A view from the restaurant. The heraldic design over the eaves, one of the characteristics of the Creole style.
This is the inside of the restaurant.
We ordered a Creole dish that looks like a curry called “Rougeir”. This is “Braised Duck with Vanilla”.
Yes, vanilla is one of the specialty products of Reunion Island. Especially Reunion’s vanilla is said to be high quality and flavorful.
It was my first experience with vanilla in a meat dish. The combination of the rich, sweet flavor of the vanilla and the duck was superb.
After lunch, we headed to Folio’s House, which is somewhat off the main street.
This is the home of the descendants of the Folio family, who came to the island about 350 years ago and still live here today. The building is typical Creole style from the 19th century and the interior of the house is open to the public for 5 euros.
A look inside.
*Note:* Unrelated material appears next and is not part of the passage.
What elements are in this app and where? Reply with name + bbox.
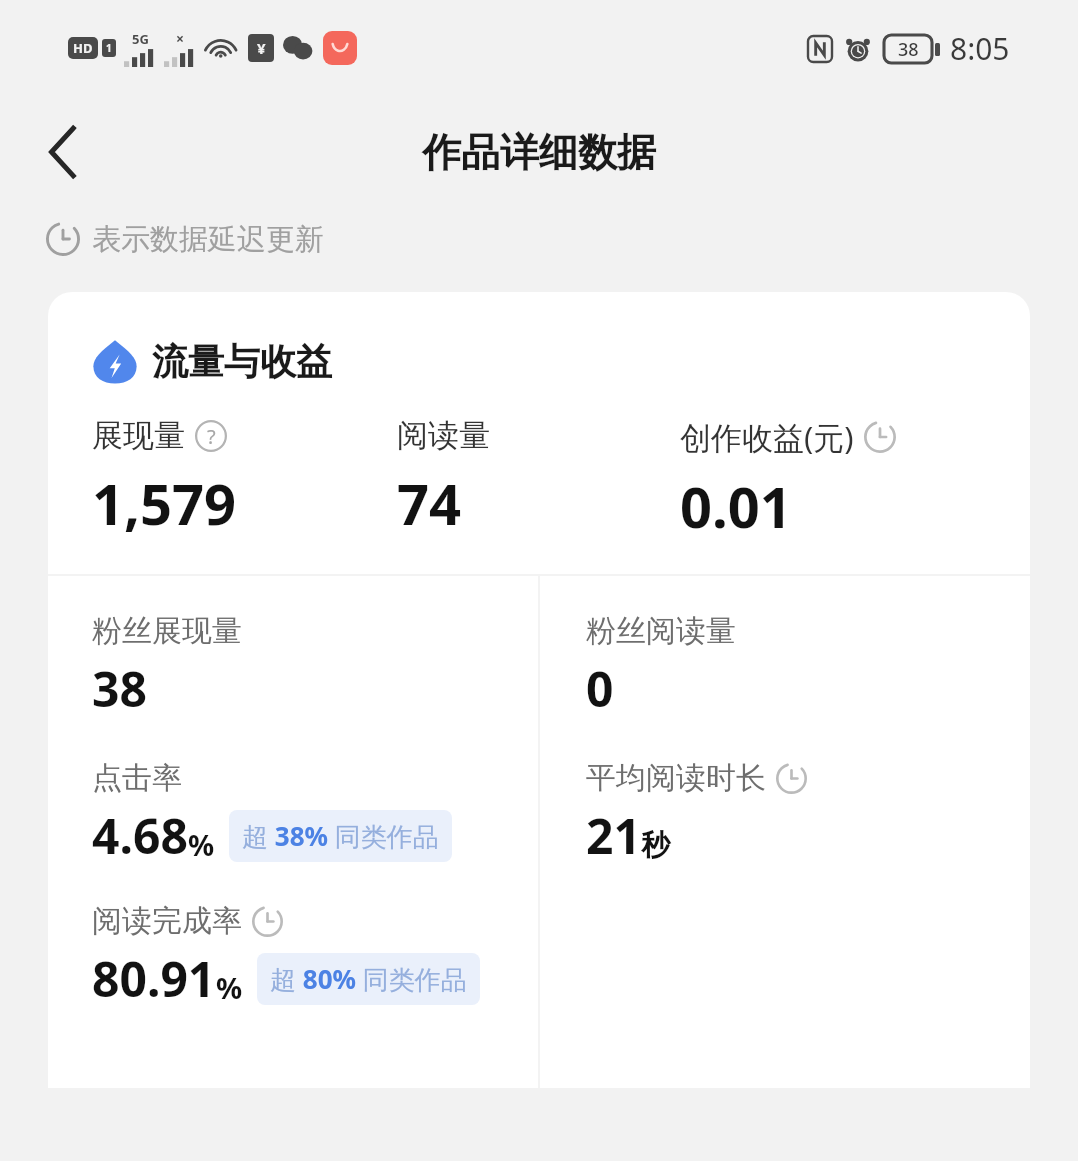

Even though it’s far away from the mainland, the interior is still very French.
The bed is decorated with lovely embroidery.
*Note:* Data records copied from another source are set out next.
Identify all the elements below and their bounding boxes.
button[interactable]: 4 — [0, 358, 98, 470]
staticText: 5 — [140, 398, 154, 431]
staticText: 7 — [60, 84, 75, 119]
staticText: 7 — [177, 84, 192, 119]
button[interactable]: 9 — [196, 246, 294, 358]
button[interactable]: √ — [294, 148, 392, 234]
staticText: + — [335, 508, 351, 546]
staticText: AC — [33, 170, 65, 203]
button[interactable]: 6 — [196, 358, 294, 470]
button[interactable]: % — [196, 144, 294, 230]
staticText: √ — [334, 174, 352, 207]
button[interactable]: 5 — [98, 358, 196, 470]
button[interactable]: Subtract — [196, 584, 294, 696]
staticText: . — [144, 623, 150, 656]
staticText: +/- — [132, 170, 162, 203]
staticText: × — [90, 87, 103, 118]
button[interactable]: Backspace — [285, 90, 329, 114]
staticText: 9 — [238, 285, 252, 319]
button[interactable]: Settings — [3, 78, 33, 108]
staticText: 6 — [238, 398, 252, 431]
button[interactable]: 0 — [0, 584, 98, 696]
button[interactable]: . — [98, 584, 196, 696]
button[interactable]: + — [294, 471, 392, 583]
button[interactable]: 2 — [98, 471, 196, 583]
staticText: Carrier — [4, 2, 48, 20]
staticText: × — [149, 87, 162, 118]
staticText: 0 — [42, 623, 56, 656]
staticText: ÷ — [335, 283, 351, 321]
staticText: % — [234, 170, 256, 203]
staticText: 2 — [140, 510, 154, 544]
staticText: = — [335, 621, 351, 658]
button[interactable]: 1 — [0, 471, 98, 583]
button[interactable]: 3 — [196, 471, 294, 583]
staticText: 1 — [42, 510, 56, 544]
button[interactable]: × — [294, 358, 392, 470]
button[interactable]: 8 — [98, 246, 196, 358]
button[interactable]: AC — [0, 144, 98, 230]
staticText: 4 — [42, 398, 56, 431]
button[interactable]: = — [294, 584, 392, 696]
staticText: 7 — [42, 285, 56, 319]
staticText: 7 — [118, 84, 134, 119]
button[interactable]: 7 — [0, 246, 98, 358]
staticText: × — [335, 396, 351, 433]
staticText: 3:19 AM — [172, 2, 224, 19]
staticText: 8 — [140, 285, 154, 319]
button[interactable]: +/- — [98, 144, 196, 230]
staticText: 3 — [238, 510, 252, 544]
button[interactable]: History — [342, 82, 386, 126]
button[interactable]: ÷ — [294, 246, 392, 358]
Apparently, Mr. Folio’s descendants were guiding the tour in French. We didn’t understand French, so we watched the show at our own pace.
It was already around 3 o’clock in the afternoon when I found out. I stayed longer than I thought I would.
By the way, the next day, I found a picture book with the building of El Bulle in a souvenir shop in Saint-Gilles-les-Bains, so I bought it.
Here and here!
So, with El Bourg, dotted with lovely Creole houses, I have truly conquered the “Most Beautiful Village in France”.
It seems like a long time, but I think it was a very short four years. We have already decided on a sequel to our beautiful village tour, so it looks like our European road trip will continue for a long time to come. I have to go there when I can!
By the way, I’ve visited 157 villages in total, but when I counted them from the official site, the number of registered villages is 156 in total, which seems to be one less than the number I visited.